At the My Brother’s Keeper (MBK) Youth Summit on Friday, June 7th, an event focused on advancing pathways for success and methods of empowerment for young Black males in the Boston Public Schools (BPS), more than 150 students received advice from speakers, including Mayor Michelle Wu, and practiced valuable life skills like dressing for success, financial empowerment, entrepreneurship and innovation and technology.
Through a wide-ranging community partnership of Emmanuel College’s Center for Diversity, Equity and Inclusion (CDEI), the City of Boston’s Office of Black Male Advancement and the BPS Division of Student Support, this year marked the second annual event, but first time as host for the College.
The story of how Emmanuel came to host this year’s summit began with connections between Emmanuel and BPS from more than 10 years ago.
When deciding on a venue for the MBK summit, Branden Miles, the Office of Black Male Advancement’s Policy and Research Manager, recalled his fond memories of attending youth empowerment programs at Emmanuel College as a student at Brookline High School.
“It’s very serendipitous,” Miles said, to now have this “perfect partnership” between the Office of Black Male Advancement and Emmanuel College.

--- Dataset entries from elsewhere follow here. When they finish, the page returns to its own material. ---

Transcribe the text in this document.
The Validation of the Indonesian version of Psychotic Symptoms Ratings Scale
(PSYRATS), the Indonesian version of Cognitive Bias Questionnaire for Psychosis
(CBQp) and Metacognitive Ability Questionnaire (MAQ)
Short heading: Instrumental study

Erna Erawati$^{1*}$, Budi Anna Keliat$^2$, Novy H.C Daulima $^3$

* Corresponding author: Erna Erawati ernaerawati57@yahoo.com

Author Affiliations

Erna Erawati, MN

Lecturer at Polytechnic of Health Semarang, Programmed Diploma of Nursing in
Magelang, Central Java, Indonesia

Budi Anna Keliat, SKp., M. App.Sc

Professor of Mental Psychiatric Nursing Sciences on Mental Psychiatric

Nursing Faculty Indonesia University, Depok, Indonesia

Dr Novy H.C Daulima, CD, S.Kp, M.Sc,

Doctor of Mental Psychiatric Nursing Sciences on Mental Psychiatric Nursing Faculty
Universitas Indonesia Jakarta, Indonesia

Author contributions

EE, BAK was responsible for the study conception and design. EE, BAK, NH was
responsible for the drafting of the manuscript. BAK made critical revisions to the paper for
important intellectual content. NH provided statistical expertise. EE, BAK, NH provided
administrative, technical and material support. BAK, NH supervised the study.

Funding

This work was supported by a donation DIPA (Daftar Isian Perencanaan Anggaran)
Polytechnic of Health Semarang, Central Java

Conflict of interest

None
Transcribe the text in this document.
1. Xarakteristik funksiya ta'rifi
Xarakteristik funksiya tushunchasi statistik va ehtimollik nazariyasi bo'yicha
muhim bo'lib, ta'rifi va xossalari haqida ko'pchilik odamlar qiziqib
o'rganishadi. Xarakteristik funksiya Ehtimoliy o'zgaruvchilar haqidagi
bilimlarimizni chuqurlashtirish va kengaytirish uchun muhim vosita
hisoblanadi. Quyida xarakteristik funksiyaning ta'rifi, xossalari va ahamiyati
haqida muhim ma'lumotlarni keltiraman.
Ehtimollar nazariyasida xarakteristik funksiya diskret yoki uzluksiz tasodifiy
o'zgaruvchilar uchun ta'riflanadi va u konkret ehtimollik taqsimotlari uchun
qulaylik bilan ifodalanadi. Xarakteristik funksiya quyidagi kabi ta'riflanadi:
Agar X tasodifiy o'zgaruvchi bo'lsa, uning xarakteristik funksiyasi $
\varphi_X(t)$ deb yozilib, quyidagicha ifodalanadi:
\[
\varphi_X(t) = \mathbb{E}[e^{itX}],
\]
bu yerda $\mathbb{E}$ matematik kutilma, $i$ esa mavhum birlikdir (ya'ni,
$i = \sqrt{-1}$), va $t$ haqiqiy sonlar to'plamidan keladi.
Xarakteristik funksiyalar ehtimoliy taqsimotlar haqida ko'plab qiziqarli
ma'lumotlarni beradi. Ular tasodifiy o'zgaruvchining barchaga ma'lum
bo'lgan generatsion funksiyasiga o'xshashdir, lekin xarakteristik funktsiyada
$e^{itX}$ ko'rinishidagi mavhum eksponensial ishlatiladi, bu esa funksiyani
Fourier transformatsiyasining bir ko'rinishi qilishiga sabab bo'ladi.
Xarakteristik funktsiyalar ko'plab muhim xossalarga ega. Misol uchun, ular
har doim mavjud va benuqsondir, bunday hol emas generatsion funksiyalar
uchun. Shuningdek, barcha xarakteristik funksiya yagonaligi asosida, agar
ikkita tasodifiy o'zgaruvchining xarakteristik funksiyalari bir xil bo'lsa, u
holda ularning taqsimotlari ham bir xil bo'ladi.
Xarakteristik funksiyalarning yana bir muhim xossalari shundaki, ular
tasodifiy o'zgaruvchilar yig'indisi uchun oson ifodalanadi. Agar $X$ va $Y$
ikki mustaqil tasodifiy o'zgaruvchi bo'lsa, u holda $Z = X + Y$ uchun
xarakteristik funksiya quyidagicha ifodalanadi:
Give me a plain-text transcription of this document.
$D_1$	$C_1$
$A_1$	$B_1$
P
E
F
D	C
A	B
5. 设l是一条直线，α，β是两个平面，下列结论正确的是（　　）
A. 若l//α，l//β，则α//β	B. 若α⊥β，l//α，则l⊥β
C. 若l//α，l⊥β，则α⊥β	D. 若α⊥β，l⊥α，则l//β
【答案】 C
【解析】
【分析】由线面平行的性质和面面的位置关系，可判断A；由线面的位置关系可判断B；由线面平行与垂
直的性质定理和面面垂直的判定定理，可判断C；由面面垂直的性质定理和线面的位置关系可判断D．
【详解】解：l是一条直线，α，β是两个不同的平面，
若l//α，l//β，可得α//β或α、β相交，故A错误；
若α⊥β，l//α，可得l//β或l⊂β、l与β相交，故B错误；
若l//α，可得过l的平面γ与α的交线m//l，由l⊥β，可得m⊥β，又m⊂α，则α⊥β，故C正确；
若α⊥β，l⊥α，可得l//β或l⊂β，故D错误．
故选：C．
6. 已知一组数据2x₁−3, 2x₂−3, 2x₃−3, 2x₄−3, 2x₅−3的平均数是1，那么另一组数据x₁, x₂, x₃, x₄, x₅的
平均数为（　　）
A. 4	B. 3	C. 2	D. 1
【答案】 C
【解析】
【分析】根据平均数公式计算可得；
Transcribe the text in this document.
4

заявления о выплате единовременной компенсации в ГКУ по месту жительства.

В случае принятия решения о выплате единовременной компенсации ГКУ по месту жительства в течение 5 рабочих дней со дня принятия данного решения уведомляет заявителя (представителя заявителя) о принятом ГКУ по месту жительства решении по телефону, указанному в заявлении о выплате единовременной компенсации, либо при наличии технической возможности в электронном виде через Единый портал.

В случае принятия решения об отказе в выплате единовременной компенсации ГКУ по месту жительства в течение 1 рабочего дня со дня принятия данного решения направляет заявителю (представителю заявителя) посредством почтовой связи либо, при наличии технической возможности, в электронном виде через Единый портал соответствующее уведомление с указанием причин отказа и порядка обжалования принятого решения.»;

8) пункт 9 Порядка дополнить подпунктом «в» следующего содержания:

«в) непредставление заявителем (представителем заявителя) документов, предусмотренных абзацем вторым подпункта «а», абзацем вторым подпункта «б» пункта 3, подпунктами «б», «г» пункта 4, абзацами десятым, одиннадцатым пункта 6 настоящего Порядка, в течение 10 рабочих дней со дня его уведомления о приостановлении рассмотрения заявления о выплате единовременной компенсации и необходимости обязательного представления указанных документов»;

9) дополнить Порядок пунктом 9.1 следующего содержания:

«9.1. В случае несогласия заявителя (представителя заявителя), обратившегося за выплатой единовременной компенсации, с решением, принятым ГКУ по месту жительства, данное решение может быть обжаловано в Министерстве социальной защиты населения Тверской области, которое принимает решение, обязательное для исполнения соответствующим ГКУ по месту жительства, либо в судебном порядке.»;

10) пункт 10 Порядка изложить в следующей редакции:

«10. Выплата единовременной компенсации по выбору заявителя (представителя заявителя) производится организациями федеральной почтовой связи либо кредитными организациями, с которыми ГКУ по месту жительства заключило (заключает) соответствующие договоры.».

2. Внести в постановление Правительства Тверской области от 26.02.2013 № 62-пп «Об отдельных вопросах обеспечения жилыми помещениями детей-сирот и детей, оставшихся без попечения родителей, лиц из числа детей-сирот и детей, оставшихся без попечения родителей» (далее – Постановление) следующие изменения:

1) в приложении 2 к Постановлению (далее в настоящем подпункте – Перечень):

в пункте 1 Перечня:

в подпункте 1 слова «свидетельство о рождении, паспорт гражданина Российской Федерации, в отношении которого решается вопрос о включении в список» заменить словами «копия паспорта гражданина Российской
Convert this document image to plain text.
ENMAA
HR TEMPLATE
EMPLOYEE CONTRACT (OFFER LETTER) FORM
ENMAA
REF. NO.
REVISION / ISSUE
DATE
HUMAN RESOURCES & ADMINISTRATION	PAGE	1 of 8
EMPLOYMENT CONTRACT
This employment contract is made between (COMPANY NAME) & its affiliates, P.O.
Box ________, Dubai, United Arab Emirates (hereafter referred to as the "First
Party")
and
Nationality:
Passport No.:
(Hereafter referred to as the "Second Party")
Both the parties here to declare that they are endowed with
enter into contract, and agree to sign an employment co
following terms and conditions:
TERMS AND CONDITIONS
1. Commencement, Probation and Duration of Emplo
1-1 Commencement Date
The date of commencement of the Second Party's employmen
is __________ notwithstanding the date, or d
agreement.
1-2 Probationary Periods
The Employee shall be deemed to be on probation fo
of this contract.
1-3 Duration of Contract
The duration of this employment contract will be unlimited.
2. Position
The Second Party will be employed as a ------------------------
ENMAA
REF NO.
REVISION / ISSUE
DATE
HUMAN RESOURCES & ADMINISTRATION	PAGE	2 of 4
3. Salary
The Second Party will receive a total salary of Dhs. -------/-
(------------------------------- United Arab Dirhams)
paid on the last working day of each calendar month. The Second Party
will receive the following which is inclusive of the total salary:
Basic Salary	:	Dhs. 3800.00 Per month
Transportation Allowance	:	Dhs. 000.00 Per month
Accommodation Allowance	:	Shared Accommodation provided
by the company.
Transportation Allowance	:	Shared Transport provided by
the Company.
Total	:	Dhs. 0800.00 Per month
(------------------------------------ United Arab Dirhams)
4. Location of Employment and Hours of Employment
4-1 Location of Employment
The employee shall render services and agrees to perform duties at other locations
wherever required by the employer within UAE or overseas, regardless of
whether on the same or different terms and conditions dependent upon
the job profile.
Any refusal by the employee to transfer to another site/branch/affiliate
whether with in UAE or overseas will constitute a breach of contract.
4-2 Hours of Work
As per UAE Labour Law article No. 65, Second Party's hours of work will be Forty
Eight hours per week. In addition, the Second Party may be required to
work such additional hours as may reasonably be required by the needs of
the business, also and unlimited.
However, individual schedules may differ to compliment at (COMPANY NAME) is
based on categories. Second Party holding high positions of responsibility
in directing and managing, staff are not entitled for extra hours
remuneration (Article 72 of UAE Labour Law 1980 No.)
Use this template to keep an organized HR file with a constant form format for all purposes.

He said it felt surreal to be back in the same hallways he was in more than 10 years ago, prior to when he graduated from Brookline in 2013. Back then, he added, Miles participated in similar events focused on building financial literacy, maintaining relationships, dressing for success and more.
Back at Brookline is where Miles formed a relationship with Dr. Keith Lezama ’07, Emmanuel’s Vice President of Diversity and Inclusion/Chief Diversity Officer, and has known Dr. Lezama since he was 13 years old. “Keith paid it forward [for me] – now it’s amazing to be back [at Emmanuel] and doing the same – he was an instrumental part of my success,” Miles said.
Seeing the impact that visiting Emmanuel College still has on Miles years later shows just how impactful it is to welcome students onto college campuses, Dr. Lezama said.
“It has an impact on their psyche – seeing great role models that look like them, continuing that work to let them see college campuses, seeing that Emmanuel was a place of empowerment,” he added.
Dr. Lezama said it’s difficult to describe the feeling of seeing many of the young men he’s mentored – like Miles and Ailson Carvalho, Program Manager at “Young Man with a Plan” – now working as mentors and role models for Boston’s future generations of Black men.
As a speaker on one of Friday’s panels, Carvalho passed that message of mentorship on to the students in attendance, sharing why it’s crucial for them to also become role models themselves: “as adults, we have a responsibility to give you the tools for success because we’ve been there [in your shoes].”
Forging these relationships between the City of Boston, BPS, local youth empowerment organizations and Emmanuel’s CDEI is one of the CDEI’s four tenets, and a crucial piece of its mission to create positive and effective change.